Теперь я начал думать про Джерри. Как там он со всем справился? Выбрался благополучно? В кромешной тьме я подошел к проему в зеленой изгороди.
- Привет! - шепнул голос рядом со мной.
- Джерри!
- Все нормально? - спросил Джерри.
- Фантастически, - ответил я, - грандиозно! А у тебя?
- Тоже, - сказал он, и в темноте сверкнула его белозубая ухмылка. - Ай да мы, - шептал он, придерживая меня за локоть. - Вик, ты был прав, все сработало без единой задоринки! Классная штука!
- До завтра, - оборвал я его. - Ступай к себе.
Мы разошлись в противоположных направлениях. Я вошел в свой дом и через три минуты уже был в своей постели рядом со своей крепко спящей женой.
Наутро было воскресенье. В половине девятого я спустился в пижаме и халате, чтобы приготовить завтрак для всей семьи.
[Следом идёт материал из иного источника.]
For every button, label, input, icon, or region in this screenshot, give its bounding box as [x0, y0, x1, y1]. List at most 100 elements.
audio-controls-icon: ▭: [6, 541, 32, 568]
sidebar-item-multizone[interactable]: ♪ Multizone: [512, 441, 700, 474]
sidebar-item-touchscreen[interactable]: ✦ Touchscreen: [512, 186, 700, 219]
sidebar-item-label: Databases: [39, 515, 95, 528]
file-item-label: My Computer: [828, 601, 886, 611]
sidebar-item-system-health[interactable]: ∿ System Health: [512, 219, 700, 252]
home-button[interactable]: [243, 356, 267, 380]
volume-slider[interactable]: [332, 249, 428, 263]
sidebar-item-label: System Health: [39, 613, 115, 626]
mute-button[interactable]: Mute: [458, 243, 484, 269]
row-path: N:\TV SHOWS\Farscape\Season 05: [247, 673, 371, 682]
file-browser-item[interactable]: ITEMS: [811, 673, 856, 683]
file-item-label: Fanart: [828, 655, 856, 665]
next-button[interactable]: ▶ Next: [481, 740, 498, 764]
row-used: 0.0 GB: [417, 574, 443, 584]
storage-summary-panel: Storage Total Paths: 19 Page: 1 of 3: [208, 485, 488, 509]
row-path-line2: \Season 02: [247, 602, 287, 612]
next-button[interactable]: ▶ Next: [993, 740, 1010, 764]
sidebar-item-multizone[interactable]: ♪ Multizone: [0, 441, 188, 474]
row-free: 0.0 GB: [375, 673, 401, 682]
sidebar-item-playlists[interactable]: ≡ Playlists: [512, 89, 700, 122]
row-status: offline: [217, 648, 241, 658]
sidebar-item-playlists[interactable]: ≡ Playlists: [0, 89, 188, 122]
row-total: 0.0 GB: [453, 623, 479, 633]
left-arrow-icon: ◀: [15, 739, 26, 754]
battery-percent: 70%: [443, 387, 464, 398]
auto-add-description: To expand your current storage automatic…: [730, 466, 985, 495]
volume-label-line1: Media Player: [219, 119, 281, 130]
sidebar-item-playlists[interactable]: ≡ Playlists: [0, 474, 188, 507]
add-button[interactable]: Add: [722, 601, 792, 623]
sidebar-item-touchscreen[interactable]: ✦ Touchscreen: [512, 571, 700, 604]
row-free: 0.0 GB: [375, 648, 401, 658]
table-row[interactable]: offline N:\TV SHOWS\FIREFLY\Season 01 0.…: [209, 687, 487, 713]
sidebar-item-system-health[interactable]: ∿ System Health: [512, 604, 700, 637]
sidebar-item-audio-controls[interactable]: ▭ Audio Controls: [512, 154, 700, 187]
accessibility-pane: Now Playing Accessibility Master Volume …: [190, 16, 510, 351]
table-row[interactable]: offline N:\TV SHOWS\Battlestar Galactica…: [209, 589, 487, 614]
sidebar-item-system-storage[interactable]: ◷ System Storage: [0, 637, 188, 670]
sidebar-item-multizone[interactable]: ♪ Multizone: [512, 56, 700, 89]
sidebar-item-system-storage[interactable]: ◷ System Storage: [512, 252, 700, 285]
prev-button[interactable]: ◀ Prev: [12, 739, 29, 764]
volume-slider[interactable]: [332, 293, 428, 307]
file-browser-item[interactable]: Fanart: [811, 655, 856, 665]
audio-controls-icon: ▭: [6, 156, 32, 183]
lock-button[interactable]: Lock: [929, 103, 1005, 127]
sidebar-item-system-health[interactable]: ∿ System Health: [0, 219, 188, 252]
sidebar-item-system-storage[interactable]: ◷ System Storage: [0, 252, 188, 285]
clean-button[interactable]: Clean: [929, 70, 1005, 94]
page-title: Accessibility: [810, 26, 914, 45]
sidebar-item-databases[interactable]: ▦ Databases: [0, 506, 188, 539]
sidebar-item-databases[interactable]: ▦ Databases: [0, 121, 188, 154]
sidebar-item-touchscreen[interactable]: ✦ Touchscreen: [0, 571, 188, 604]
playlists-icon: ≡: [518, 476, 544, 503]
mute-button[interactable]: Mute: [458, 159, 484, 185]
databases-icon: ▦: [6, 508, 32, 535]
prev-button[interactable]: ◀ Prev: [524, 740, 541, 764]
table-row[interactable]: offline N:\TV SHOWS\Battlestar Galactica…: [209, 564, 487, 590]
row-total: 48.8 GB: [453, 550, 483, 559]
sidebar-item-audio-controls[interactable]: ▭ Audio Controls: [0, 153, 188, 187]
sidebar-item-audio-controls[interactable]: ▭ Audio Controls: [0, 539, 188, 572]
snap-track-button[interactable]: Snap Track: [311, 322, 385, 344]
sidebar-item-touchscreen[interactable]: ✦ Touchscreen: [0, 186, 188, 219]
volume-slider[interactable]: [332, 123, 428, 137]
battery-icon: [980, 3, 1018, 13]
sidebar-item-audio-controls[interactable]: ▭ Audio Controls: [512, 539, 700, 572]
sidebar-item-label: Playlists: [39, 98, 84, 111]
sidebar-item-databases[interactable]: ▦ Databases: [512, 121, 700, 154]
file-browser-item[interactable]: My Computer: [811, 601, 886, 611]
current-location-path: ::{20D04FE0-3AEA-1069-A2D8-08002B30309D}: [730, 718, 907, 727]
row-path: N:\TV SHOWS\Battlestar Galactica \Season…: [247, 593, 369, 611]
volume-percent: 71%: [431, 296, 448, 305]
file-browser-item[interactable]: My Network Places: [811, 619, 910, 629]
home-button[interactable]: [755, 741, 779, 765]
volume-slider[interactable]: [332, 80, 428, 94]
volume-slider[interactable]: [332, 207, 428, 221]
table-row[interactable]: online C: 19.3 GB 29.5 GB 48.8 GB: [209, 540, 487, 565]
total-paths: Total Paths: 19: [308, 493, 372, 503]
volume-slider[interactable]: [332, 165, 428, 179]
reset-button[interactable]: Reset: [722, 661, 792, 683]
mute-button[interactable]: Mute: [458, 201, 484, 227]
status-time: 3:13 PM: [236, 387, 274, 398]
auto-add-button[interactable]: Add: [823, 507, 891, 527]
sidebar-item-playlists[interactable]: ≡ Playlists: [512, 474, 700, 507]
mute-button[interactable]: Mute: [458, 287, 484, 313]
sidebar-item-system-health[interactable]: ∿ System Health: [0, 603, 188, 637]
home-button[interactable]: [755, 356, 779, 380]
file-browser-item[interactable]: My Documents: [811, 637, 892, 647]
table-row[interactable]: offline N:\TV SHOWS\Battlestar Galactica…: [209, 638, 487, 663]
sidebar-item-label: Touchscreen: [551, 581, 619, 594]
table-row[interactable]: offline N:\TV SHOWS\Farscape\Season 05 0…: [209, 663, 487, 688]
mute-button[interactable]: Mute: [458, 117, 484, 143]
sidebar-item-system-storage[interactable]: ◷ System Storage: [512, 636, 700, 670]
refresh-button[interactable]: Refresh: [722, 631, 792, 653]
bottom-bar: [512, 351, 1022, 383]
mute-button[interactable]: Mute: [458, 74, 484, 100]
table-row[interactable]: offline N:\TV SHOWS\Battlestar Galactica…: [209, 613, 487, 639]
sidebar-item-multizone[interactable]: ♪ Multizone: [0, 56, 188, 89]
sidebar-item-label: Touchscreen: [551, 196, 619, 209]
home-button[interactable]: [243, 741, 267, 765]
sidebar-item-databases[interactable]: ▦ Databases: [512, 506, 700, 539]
Мальчики - девятилетний Виктор и семилетний Уолли - ждали меня внизу.
- Привет, пап, - сказал Уолли.
- Сегодня будет потрясающий, небывалый завтрак, - провозгласил я. - Мы поджарим ломтики хлеба с маслом и апельсиновым мармеладом, а сверху положим тонко нарезанный, поджаренный до хруста бекон.
- Бекон?! С мармеладом?!
- Да-да. Попробуй - узнаешь, до чего вкусно.
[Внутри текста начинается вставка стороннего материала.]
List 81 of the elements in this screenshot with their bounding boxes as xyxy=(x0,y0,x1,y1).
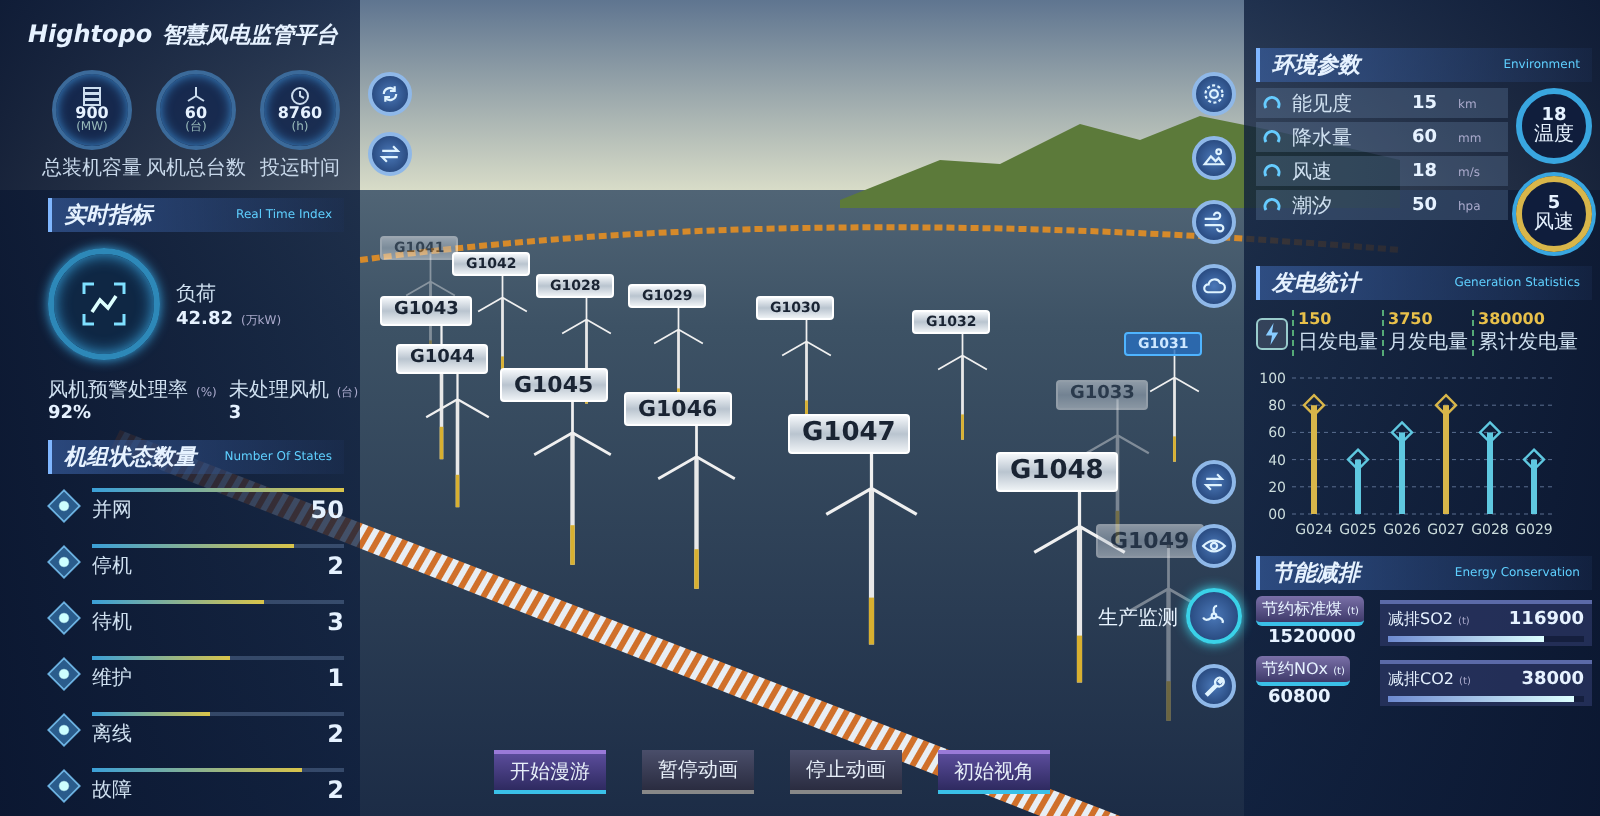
chart-bar xyxy=(1487,432,1493,514)
state-label: 离线 xyxy=(92,721,132,748)
chart-bar xyxy=(1311,405,1317,514)
environment-label: 能见度 xyxy=(1292,91,1354,118)
gauge-label: 风速 xyxy=(1534,213,1574,233)
tool-label: 生产监测 xyxy=(1098,605,1178,632)
generation-value: 380000 xyxy=(1478,310,1547,328)
state-label: 并网 xyxy=(92,497,132,524)
state-label: 维护 xyxy=(92,665,132,692)
diamond-marker xyxy=(1434,393,1458,417)
state-count: 2 xyxy=(327,776,344,804)
generation-label: 月发电量 xyxy=(1388,329,1468,356)
lightning-icon xyxy=(1256,317,1288,349)
turbine-label[interactable]: G1047 xyxy=(788,414,910,454)
kpi-label: 总装机容量 xyxy=(42,155,142,182)
kpi-label: 投运时间 xyxy=(260,155,340,182)
diamond-marker xyxy=(1478,420,1502,445)
gauge-label: 温度 xyxy=(1534,125,1574,145)
state-count: 50 xyxy=(310,496,344,524)
generation-label: 日发电量 xyxy=(1298,329,1378,356)
diamond-marker xyxy=(1346,447,1370,472)
gauge-value: 18 xyxy=(1541,107,1567,125)
state-count: 2 xyxy=(327,720,344,748)
section-title: 节能减排 xyxy=(1272,558,1360,588)
turbine-label[interactable]: G1048 xyxy=(996,452,1118,492)
stat-label: 未处理风机 xyxy=(228,377,329,404)
generation-label: 累计发电量 xyxy=(1478,329,1578,356)
animation-button[interactable]: 停止动画 xyxy=(790,750,902,794)
diamond-marker xyxy=(1302,393,1326,417)
state-label: 待机 xyxy=(92,609,132,636)
state-count: 3 xyxy=(327,608,344,636)
turbine-label[interactable]: G1043 xyxy=(380,296,473,326)
diamond-marker xyxy=(1522,447,1546,472)
animation-button[interactable]: 开始漫游 xyxy=(494,750,606,794)
clock-icon xyxy=(290,86,310,106)
turbine-label[interactable]: G1046 xyxy=(624,392,732,427)
section-title: 机组状态数量 xyxy=(64,442,196,472)
app-title: 智慧风电监管平台 xyxy=(162,20,339,50)
stat-value: 92% xyxy=(48,404,94,424)
generation-value: 3750 xyxy=(1388,310,1435,328)
generation-value: 150 xyxy=(1298,310,1334,328)
environment-value: 50 xyxy=(1412,196,1440,216)
state-count: 1 xyxy=(327,664,344,692)
animation-button[interactable]: 初始视角 xyxy=(938,750,1050,794)
section-title: 发电统计 xyxy=(1272,268,1360,298)
turbine-label[interactable]: G1045 xyxy=(500,368,608,403)
environment-value: 15 xyxy=(1412,94,1440,114)
saving-value: 1520000 xyxy=(1266,628,1356,648)
kpi-label: 风机总台数 xyxy=(146,155,246,182)
state-label: 故障 xyxy=(92,777,132,804)
animation-button[interactable]: 暂停动画 xyxy=(642,750,754,794)
server-icon xyxy=(82,86,102,106)
trend-icon xyxy=(80,280,128,328)
kpi-value: 8760 xyxy=(277,106,323,122)
brand-name: Hightopo xyxy=(28,20,153,48)
reduction-value: 116900 xyxy=(1508,609,1584,629)
environment-label: 风速 xyxy=(1292,159,1334,186)
stat-label: 风机预警处理率 xyxy=(48,377,188,404)
chart-bar xyxy=(1399,432,1405,514)
kpi-value: 60 xyxy=(184,106,208,122)
section-title: 实时指标 xyxy=(64,200,152,230)
turbine-label[interactable]: G1044 xyxy=(396,344,489,374)
load-label: 负荷 xyxy=(176,281,218,307)
fan-icon xyxy=(186,86,206,106)
kpi-value: 900 xyxy=(75,106,109,122)
diamond-marker xyxy=(1390,420,1414,445)
section-title: 环境参数 xyxy=(1272,50,1360,80)
chart-bar xyxy=(1531,459,1537,514)
environment-value: 60 xyxy=(1412,128,1440,148)
chart-bar xyxy=(1355,459,1361,514)
state-label: 停机 xyxy=(92,553,132,580)
gauge-value: 5 xyxy=(1547,195,1561,213)
stat-value: 3 xyxy=(228,404,244,424)
environment-label: 潮汐 xyxy=(1292,193,1334,220)
state-count: 2 xyxy=(327,552,344,580)
saving-value: 60800 xyxy=(1266,688,1331,708)
environment-label: 降水量 xyxy=(1292,125,1354,152)
reduction-value: 38000 xyxy=(1521,669,1584,689)
environment-value: 18 xyxy=(1412,162,1440,182)
chart-bar xyxy=(1443,405,1449,514)
load-value: 42.82 xyxy=(176,309,233,329)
Выжав два стакана грейпфрутового сока, я выпил и сделал еще один для Мери, когда проснется, включил чайник, положил в тостер хлеб и начал нарезать бекон. В этот момент сверху спустилась Мери в полупрозрачном оранжевом пеньюаре, небрежно накинутом поверх ночной рубашки.
- Доброе утро, - сказал я через плечо, не выпуская из руки сковородку.
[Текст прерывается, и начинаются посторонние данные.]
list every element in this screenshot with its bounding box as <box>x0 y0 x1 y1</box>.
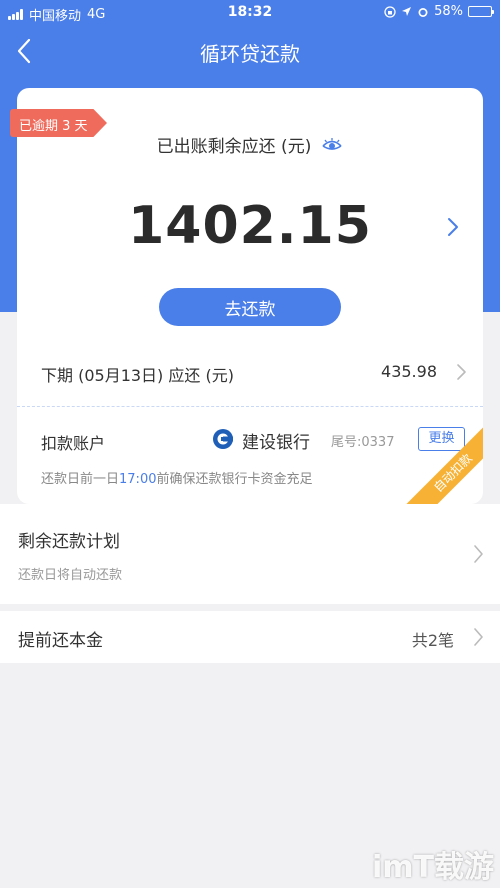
bill-card: 已出账剩余应还 (元) 1402.15 去还款 下期 (05月13日) 应还 (… <box>17 88 483 504</box>
chevron-right-icon <box>474 545 483 563</box>
nav-bar: 循环贷还款 <box>0 26 500 76</box>
debit-account-label: 扣款账户 <box>41 434 106 453</box>
repayment-plan-row[interactable]: 剩余还款计划 还款日将自动还款 <box>0 504 500 604</box>
change-account-button[interactable]: 更换 <box>418 427 465 451</box>
prepay-principal-count: 共2笔 <box>411 631 454 650</box>
page-title: 循环贷还款 <box>200 42 300 66</box>
bank-name: 建设银行 <box>242 433 310 453</box>
status-right: 58% <box>384 4 494 19</box>
divider <box>17 406 483 407</box>
note-prefix: 还款日前一日 <box>41 472 120 487</box>
chevron-right-icon <box>457 364 466 380</box>
note-time: 17:00 <box>119 472 157 487</box>
next-period-label: 下期 (05月13日) 应还 (元) <box>41 366 234 385</box>
rotation-lock-icon <box>384 5 396 18</box>
alarm-icon <box>418 7 428 17</box>
prepay-principal-row[interactable]: 提前还本金 共2笔 <box>0 611 500 663</box>
chevron-right-icon <box>474 628 483 646</box>
repayment-plan-subtitle: 还款日将自动还款 <box>18 568 123 583</box>
bill-amount: 1402.15 <box>128 196 372 256</box>
watermark: imT载游 <box>371 850 494 885</box>
overdue-badge: 已逾期 3 天 <box>10 109 107 137</box>
card-tail-number: 尾号:0337 <box>331 435 395 450</box>
overdue-badge-text: 已逾期 3 天 <box>19 119 88 134</box>
next-period-row[interactable]: 下期 (05月13日) 应还 (元) 435.98 <box>17 350 483 394</box>
next-period-amount: 435.98 <box>381 362 437 381</box>
note-suffix: 前确保还款银行卡资金充足 <box>156 472 313 487</box>
battery-icon <box>468 6 494 17</box>
eye-icon[interactable] <box>321 137 343 152</box>
status-bar: 中国移动 4G 18:32 58% <box>0 0 500 26</box>
repayment-note: 还款日前一日17:00前确保还款银行卡资金充足 <box>41 468 313 487</box>
location-icon <box>402 7 412 16</box>
repayment-plan-title: 剩余还款计划 <box>18 532 120 552</box>
pay-now-button[interactable]: 去还款 <box>159 288 341 326</box>
prepay-principal-title: 提前还本金 <box>18 631 103 651</box>
battery-percent: 58% <box>434 4 463 19</box>
ccb-logo-icon <box>213 429 233 449</box>
bill-label: 已出账剩余应还 (元) <box>156 137 312 157</box>
debit-account-row: 扣款账户 建设银行 尾号:0337 更换 <box>17 420 483 460</box>
chevron-right-icon[interactable] <box>445 216 461 238</box>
Она, не ответив, молча прошла к своему стулу, села и отхлебнула сок, не глядя ни на меня, ни на мальчиков. Я жарил бекон.
- Привет, мам, - сказал Уолли.
Она не откликнулась.
Меня начало мутить от запаха горящего жира.
- Налей мне кофе, - произнесла Мери, глядя прямо перед собой, незнакомым голосом.
- Сейчас.
Я снял сковороду с огня, сделал чашку растворимого кофе без молока и поставил перед ней.
- Дети, - сказала она, - пойдите в вашу комнату с книжками, почитайте до завтрака.
- Но почему? - спросил Виктор.
- Потому что я так хочу.
- Мы в чем-нибудь провинились? - спросил Уолли.
- Нет, дорогой, просто я хочу поговорить с папой.
Я сжался в комок и захотел раствориться в воздухе или сорваться с места, выбежать на улицу и спрятаться в кустах.
- Вик, налей себе кофе и сядь.
Ее голос звучал безжизненно, в нем не было сердитого выражения и вообще ничего не было. Она ни разу не посмотрела на меня. Мальчики вышли, захватив два комикса.
- Закройте дверь, - сказала Мери им вслед.